In theory, this should support the transmission (of the money market) into the ECB's new 2% depo rate.

Still, a more general analysis still shows that investors are concerned about more public spending in 2023 to fight the energy crisis. This will undermine the plans of the ECB, which has promised further interest rate hikes and said it would reduce its bond holdings in March. As a result, we may well reach the plateau of recession.

These, sometimes unconvincing assumptions by analysts and traders, don't hurt the markets that much on their own. But they do affect how central banks set the value of money today, directly altering future activity. They influence indirectly - by reacting to the banks' actions and giving feedback.

And then financial markets, in turn, feed off both today's policy decisions and official forecasts, shaping futures prices based on them, even though many central banks have decided this year to abandon explicit forecasts as a policy tool.

This all risks turning into a whirlpool of speculation. It is already obvious that the Federal Reserve and the ECB have missed their estimate of inflation... but not the coming recession. The market simply didn't want to fall too low, taking advantage of the fact that individual countries' finance ministries rushed to put a cushion on manufacturers and households.

Because of the often unreadable international policies that make the calculation of direct numbers so unreliable, most traders' biggest fear is that this leads to serial policy errors that encapsulate more macroeconomic and market volatility than we have seen in decades.

Yes, central banks at least talk about it openly and say how they get it wrong - in part to dissuade the public from thinking the forecasts are chiseled in stone.
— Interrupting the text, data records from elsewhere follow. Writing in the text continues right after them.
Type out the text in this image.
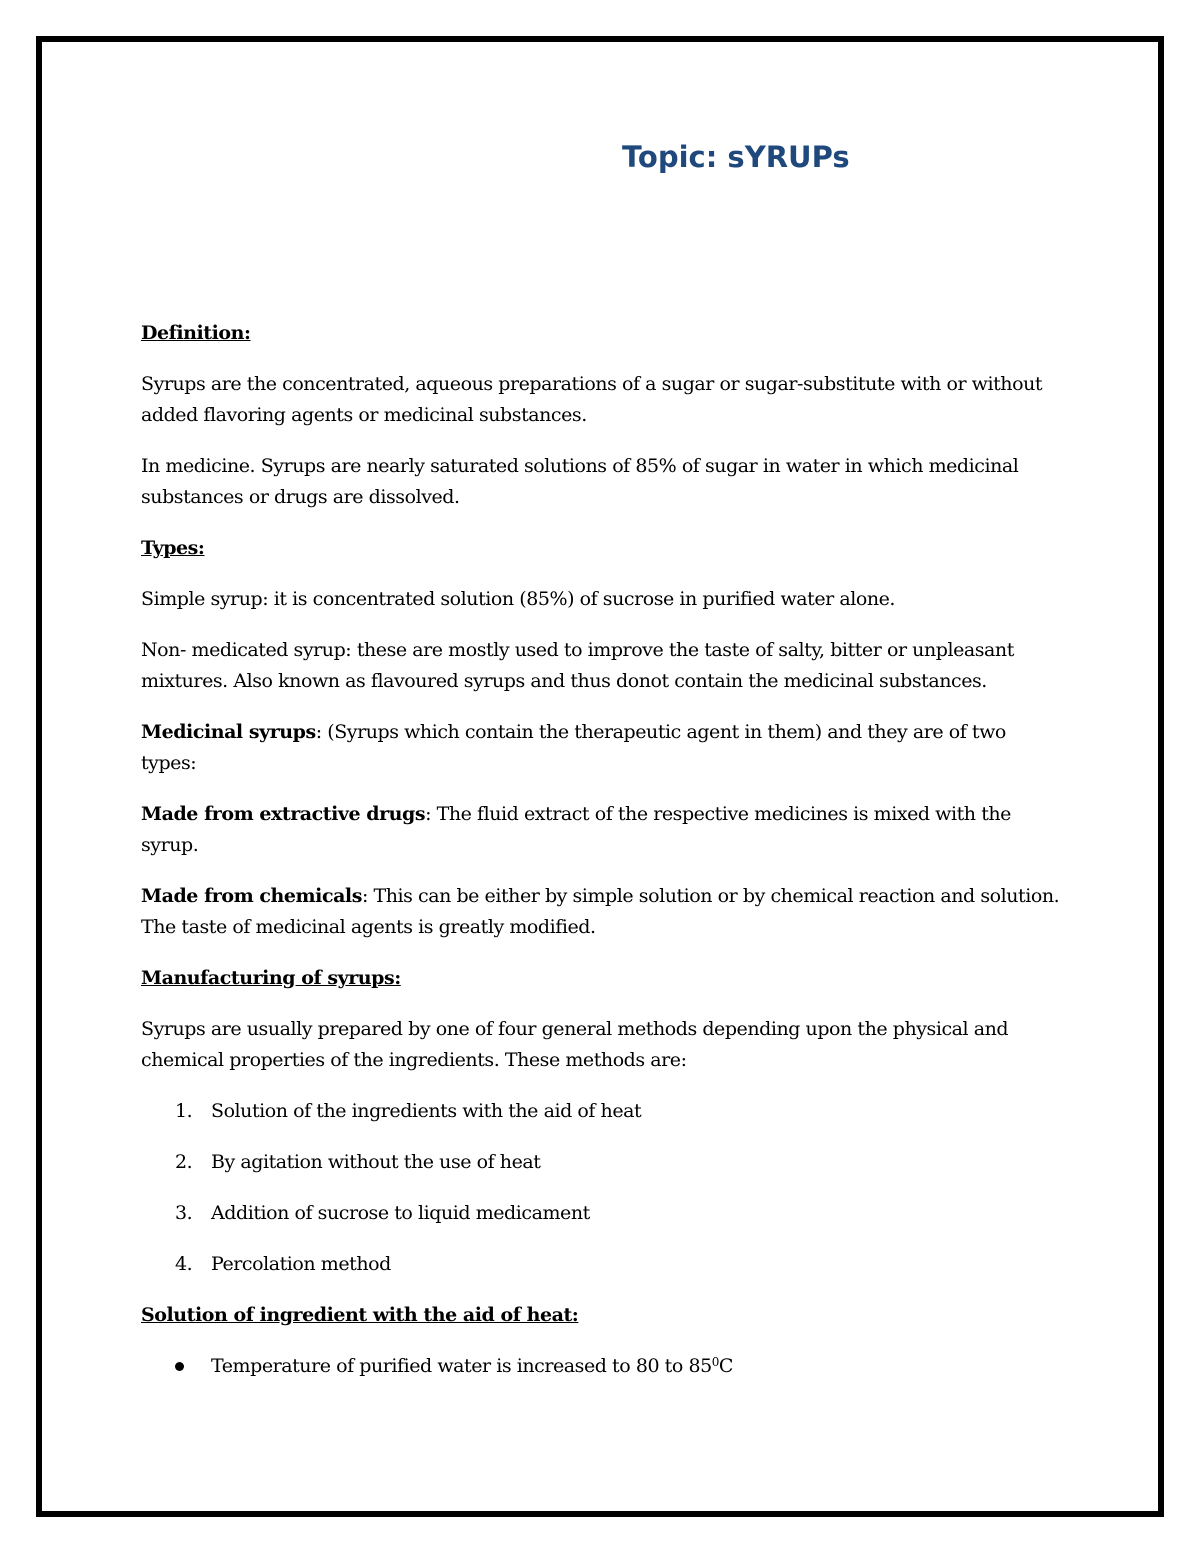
Topic: sYRUPs
Definition:
Syrups are the concentrated, aqueous preparations of a sugar or sugar-substitute with or without added flavoring agents or medicinal substances.
In medicine. Syrups are nearly saturated solutions of 85% of sugar in water in which medicinal substances or drugs are dissolved.
Types:
Simple syrup: it is concentrated solution (85%) of sucrose in purified water alone.
Non- medicated syrup: these are mostly used to improve the taste of salty, bitter or unpleasant mixtures. Also known as flavoured syrups and thus donot contain the medicinal substances.
Medicinal syrups: (Syrups which contain the therapeutic agent in them) and they are of two types:
Made from extractive drugs: The fluid extract of the respective medicines is mixed with the syrup.
Made from chemicals: This can be either by simple solution or by chemical reaction and solution. The taste of medicinal agents is greatly modified.
Manufacturing of syrups:
Syrups are usually prepared by one of four general methods depending upon the physical and chemical properties of the ingredients. These methods are:
1. Solution of the ingredients with the aid of heat
2. By agitation without the use of heat
3. Addition of sucrose to liquid medicament
4. Percolation method
Solution of ingredient with the aid of heat:
Temperature of purified water is increased to 80 to $85^0C$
How many red flags are analyzed in different ways underscores how wrong the forecasts have been over the past 20 years, as well as getting estimates from policymakers about whether the uncertainty associated with their calls is higher or lower than now, and if the risks to that forecast are biased one way or another.

Obviously, we should be very cautious of assurances from the Fed, the ECB, the central banks of England and Canada that they plan to return to the "standard situation" by the end of 2023, when they will start whining that they cannot make inflation rise. Russia, cut off from the global economy, with its energy and fertilizers, Ukraine, a major grain supplier, with the uncertainty of the spring sowing campaign due to its conflict with Russia, China with its cunning plans and the global recession are the four horsemen of the apocalypse, each of which could derail the long-term plans of all central banks combined, and each individually.

In the meantime, it makes sense to think about safe havens in the form of gold and Bitcoin. Bitcoin has fallen well and will probably fall all next year. This is a good time to invest in a cheap instrument. Gold, on the other hand, has already started its rise, and that door of opportunity is already slamming shut. The saddest segment is medium-term trading, which may not justify investors at all. Among other things, this means that traders will tend to trade on their own, preferring short timeframes and flexible strategies, but the investors of investment funds risk more than ever.